So, they meet first time when first train traveled 30mils
Similarly in 2nd hour they meet again at second point as using combined speed they have traveled 120 miles. Distance traveled by first train in 2nd hour is 60 miles.

Difference in distance between meeting points = 60-30 =30 miles

Posted from my mobile device

Let's say that everyone has easily figured out the first time both trains met (after 1h)

Now, assign x as the distance between the first and the second time they met, then x is the distance that the first train has gone between two meeting times.
Since the velocity of the second train is 3 times that of the first train, in the same amount of time, the distance that the second travels is 3 times the distance that the first travels.

The equation: 3x = 30x2 + x --> x=30

For those who want to explore more about the problem, try to change the velocity ( more "balance" between the two), and see what happens if in the second time they met, the first car has already reached Baltimore and then turned around.

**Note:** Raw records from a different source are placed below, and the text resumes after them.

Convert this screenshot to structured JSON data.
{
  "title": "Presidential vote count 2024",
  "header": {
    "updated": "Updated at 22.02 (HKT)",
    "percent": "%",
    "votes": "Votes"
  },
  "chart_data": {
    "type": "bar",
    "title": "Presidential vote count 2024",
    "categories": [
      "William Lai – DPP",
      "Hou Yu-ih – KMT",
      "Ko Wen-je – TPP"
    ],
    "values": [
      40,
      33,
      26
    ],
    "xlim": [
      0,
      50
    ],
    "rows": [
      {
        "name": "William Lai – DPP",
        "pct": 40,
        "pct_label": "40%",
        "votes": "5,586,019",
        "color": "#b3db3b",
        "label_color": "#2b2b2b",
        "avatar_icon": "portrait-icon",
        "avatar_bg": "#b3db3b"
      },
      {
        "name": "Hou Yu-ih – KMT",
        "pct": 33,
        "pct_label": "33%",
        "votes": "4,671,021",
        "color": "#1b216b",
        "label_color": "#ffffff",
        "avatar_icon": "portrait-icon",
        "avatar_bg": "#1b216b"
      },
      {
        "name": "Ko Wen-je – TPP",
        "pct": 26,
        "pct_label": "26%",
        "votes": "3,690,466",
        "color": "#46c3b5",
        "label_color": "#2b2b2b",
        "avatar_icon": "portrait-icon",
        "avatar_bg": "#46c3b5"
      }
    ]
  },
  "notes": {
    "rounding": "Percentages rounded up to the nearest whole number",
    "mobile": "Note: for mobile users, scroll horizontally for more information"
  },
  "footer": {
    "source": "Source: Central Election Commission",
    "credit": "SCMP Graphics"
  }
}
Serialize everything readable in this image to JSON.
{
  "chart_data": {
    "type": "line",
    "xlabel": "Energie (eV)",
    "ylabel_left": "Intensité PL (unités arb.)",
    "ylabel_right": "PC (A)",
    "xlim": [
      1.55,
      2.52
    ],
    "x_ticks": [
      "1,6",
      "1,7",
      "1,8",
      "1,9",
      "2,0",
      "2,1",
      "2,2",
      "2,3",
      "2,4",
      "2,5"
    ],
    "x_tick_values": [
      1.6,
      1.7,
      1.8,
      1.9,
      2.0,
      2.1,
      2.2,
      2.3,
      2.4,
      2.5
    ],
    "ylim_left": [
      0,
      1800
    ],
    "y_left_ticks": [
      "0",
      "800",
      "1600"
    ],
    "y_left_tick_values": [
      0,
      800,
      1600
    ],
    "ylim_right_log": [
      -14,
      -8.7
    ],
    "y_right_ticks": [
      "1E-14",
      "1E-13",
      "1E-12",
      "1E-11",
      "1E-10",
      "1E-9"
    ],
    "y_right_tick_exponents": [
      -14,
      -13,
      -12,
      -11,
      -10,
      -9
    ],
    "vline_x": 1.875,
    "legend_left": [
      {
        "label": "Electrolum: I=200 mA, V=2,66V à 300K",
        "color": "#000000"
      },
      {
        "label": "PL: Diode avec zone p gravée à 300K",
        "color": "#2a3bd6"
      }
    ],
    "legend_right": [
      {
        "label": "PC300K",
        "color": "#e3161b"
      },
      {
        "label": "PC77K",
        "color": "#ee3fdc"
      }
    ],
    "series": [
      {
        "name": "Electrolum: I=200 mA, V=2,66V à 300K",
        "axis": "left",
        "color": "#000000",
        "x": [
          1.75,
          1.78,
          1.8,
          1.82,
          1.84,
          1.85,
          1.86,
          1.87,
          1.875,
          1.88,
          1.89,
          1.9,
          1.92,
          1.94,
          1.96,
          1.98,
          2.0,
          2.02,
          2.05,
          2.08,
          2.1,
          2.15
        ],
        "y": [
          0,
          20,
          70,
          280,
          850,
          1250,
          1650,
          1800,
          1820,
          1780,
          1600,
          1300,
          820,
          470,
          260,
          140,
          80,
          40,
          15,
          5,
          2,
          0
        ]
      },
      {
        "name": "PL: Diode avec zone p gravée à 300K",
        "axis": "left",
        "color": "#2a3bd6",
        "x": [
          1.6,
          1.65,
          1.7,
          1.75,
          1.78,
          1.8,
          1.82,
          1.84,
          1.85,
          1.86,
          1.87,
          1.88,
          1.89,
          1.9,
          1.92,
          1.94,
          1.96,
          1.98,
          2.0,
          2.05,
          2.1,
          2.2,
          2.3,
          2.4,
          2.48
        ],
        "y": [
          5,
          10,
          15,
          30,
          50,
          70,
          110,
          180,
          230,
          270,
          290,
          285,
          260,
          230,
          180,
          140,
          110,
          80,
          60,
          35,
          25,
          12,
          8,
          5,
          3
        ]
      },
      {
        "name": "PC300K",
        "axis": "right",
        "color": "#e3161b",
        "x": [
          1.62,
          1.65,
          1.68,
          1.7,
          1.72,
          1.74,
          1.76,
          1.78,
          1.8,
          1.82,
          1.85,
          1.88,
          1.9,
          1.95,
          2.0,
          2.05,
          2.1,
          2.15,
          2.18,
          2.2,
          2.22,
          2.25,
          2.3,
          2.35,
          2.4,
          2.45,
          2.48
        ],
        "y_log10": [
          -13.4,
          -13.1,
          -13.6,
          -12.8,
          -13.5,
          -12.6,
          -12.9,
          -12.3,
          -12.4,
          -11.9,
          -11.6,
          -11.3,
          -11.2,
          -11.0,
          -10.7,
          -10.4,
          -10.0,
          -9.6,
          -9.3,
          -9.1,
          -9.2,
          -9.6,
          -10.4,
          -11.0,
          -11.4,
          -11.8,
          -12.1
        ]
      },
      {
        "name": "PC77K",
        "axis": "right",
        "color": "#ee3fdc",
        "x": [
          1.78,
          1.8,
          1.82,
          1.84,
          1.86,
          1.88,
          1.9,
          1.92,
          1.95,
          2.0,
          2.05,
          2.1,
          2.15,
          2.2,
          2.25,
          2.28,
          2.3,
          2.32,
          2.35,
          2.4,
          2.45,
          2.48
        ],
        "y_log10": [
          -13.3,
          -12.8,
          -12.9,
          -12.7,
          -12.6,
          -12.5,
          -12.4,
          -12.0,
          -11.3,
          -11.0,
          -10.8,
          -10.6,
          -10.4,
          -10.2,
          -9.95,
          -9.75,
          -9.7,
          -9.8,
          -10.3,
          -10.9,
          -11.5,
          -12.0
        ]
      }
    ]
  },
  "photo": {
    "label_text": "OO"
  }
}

You will see that the aforementioned approach is still useful, with a little bit change in the equation.

I have edited the question and the solution by adding more details to enhance its clarity. I hope it is now easier to understand.

(30 mph) A -> ----------------120-----------------------<- B (90 mph)

First Meeting:
When they cover the 120 miles distance together. Time taken = 120/(30 + 90) = 1 hr (because their relative speed gets added).
Hence 1st meeting is after 1 hr so in this time trains will be 30 miles from Washington.


-------30----<-B,A->-------------90--------------

Now they continue and B covers the remaining 30 miles to Washington in 30/90 mins = 1/3 hr.
In 1/3 hr, A reaches 30 * 1/3 = 10 miles further ahead


B---------40-------A->----------80----------------

Now B turns around and B and A will travel in the same direction as A and will takeover A for its second meeting.
How much time will B take to cover the 40 miles between B and A? Again use relative speed. Time taken = 40/(90 - 30) = 2/3 hrs
So B takes 2/3 hrs to meet A in which time, B has covered a distance of 2/3 * 90 = 60 miles.
Hence second meet is at 60 miles from Washington.

Then distance between the two meetings is 30 miles.

Answer (B)